Inside this week’s Bumper St Peter Chanel Day THE SUNDAY Hask Edition, your go-to Sabbath Red Top round-up of all things rugby, sometimes factual but more likely entirely invented in order to boost circulation:
FATLAND FANTASY TO FRUITION IN SHOCK SPONSORSHIP SIGNING; HEASLIP’S HOPES HUMPED AS BIARRITZ BOSHED; COLOSTOMY RON’S HOT HOT-PANTS MOTIVATE MUNSTER; SARACENS TO PLAY IN VACUUM SHOCK
The rugby world was reeling this St Peter Chanel – patron saint of over-priced eau-de-cologne – Day when the British & Irish Lions announced a last-minute sponsorship deal with agricultural and earth-moving equipment giant JCB that sees coach Warren Gatland’s every selection fantasy finally come true.
Inspecting [pictured above, obscured] a potential Lions Inside Centre, Gatland told THE SUNDAY Hask exclusively, “Doc Roberts is a decent bosher but sometimes he forgets himself and tries to offload. No chance of that with this big boshing bugger.”

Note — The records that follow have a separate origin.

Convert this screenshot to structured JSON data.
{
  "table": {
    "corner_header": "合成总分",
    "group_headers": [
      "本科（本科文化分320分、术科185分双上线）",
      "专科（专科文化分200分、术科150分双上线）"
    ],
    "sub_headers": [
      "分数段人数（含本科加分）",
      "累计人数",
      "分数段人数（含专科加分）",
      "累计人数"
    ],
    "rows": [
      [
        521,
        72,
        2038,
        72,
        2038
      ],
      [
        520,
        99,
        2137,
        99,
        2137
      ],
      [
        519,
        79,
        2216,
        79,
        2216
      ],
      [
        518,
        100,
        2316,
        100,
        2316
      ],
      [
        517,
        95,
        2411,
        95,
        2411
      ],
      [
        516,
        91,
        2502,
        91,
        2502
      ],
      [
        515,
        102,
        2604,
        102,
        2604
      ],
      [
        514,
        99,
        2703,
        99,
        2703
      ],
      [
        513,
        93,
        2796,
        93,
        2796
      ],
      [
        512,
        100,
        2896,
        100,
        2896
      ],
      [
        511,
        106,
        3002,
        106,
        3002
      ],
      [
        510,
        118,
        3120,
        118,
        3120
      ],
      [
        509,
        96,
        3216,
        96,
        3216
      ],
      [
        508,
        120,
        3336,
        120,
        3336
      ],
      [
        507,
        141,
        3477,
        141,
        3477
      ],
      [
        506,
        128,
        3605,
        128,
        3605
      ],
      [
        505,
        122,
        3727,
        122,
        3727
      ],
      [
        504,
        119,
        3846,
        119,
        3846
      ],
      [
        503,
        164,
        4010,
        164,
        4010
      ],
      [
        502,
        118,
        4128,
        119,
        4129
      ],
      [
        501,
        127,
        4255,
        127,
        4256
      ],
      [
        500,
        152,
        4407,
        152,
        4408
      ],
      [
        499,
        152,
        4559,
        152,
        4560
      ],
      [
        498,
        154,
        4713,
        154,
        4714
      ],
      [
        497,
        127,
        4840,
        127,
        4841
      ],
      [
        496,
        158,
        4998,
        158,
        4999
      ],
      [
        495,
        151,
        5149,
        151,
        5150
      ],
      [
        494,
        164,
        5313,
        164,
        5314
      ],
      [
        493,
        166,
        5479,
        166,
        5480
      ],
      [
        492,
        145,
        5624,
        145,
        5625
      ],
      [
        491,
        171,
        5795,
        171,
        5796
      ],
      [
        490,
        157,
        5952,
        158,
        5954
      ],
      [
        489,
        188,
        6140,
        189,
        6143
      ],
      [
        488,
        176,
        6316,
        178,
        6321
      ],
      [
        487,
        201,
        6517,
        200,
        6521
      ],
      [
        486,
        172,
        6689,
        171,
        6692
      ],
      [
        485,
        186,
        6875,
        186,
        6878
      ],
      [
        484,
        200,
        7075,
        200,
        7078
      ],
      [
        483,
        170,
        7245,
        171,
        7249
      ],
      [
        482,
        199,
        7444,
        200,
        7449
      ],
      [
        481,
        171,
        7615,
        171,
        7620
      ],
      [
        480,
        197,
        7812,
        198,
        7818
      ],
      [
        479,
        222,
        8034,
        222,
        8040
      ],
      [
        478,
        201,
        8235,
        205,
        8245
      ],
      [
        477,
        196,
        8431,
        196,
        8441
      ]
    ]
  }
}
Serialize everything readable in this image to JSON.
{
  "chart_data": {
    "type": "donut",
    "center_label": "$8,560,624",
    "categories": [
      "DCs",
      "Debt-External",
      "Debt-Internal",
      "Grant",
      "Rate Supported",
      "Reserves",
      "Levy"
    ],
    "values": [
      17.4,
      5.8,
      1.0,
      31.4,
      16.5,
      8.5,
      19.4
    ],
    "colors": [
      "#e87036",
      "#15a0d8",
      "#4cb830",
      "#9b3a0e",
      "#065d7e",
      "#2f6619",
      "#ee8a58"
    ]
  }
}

THE SUNDAY Hask can reveal exclusively that we have had a mole inside the British & Irish Lions camp since Gatland’s appointment. He surfaced this St Peter Chanel Day to provide this THE SUNDAY Hask exclusive insight into Gatland’s shock work-in-progress first-choice Lions forwards thinking:
“Warren’s going with an openside scoop and back-hoe because its IQ’s three times higher than Sam’s”, our mole told THE SUNDAY Hask exclusively. “So no chance of any idiotic spear tackles. Plus it can’t gob self-serving shite to the media and won’t break if you look sideways at it.”
Our THE SUNDAY Hask mole also provided us with this exclusive insight into Gatland’s first-choice Lions backline revealing no less coaching perspicacity:
“The scrummy’s got 4WD, a 17-litre V30 under the bonnet and no brakes”, our mole told us. “A bona fide extra flanker instead of Mike the wishful thinker. And the Right Winger can just about turn around inside the area of a rugby pitch so it’s light years ahead of Alex for mobility. Plus its windscreen washer’s been disabled so it can’t leak in the case of a loss.”
Pressed by THE SUNDAY Hask on the Left Winger’s apparent speed and skill potential, our mole revealed that it didn’t have either wheels or a motor. “That’s Warren’s masterstroke. They’ll just park it out on the wing to confuse the Wallabies,” our THE SUNDAY Hask mole told us exclusively.
THE SUNDAY Hask understands that JCB were inspired to invest in rugby after industry rival Caterpillar’s successful involvement with Leicester Tigers. “Caterpillar have profited hugely from a coach blaming everyone else but his team and himself for a loss and JCB look forward to plenty of grizzling from Gatland”, a source close to JCB told THE SUNDAY Hask.
“Feck me”, the Leinster and Ireland Number 8 told THE SUNDAY Hask exclusively, “I shaved three times before the match to save me shaving tonight, tomorrow and Tuesday morning. I wanted to look my best for the Lions squad announcement.” Pressed by THE SUNDAY Hask on his thoughts on being usurped for the Lions 8 role by a JCB front-end scoop, Heaslip scoffed, “They’d get a shedload more miles to the gallon out of me. Going AWOL for half a game’s a great fuel saver.”
Elsewhere in European rugby, hot HC favourites Clermont were given the fright of their French lives by POC’s Munster who were inspired to unexpected heights by OAP Colostomy Ron’s hot tight white hot-pants. Colostomy Ron told THE SUNDAY Hask exclusively that he discovered them at an ABBA costume jumble sale. “They helped Bjorn hit the high notes,” the OAP told THE SUNDAY Hask, “and a little bit of him rubbed off on me.”
Meanwhile, Saracens will make rugby history this afternoon by playing the second HC semi-final in a vacuum. The 17 people with nothing better to do who had decided to attend the game decided life was too short.
NEXT SUNDAY EXCLUSIVELY IN THE SUNDAY Hask – A SHOCKING BUS CONFESSION
We at THE SUNDAY Hask wish our readers a safe and happy St Peter Chanel Day.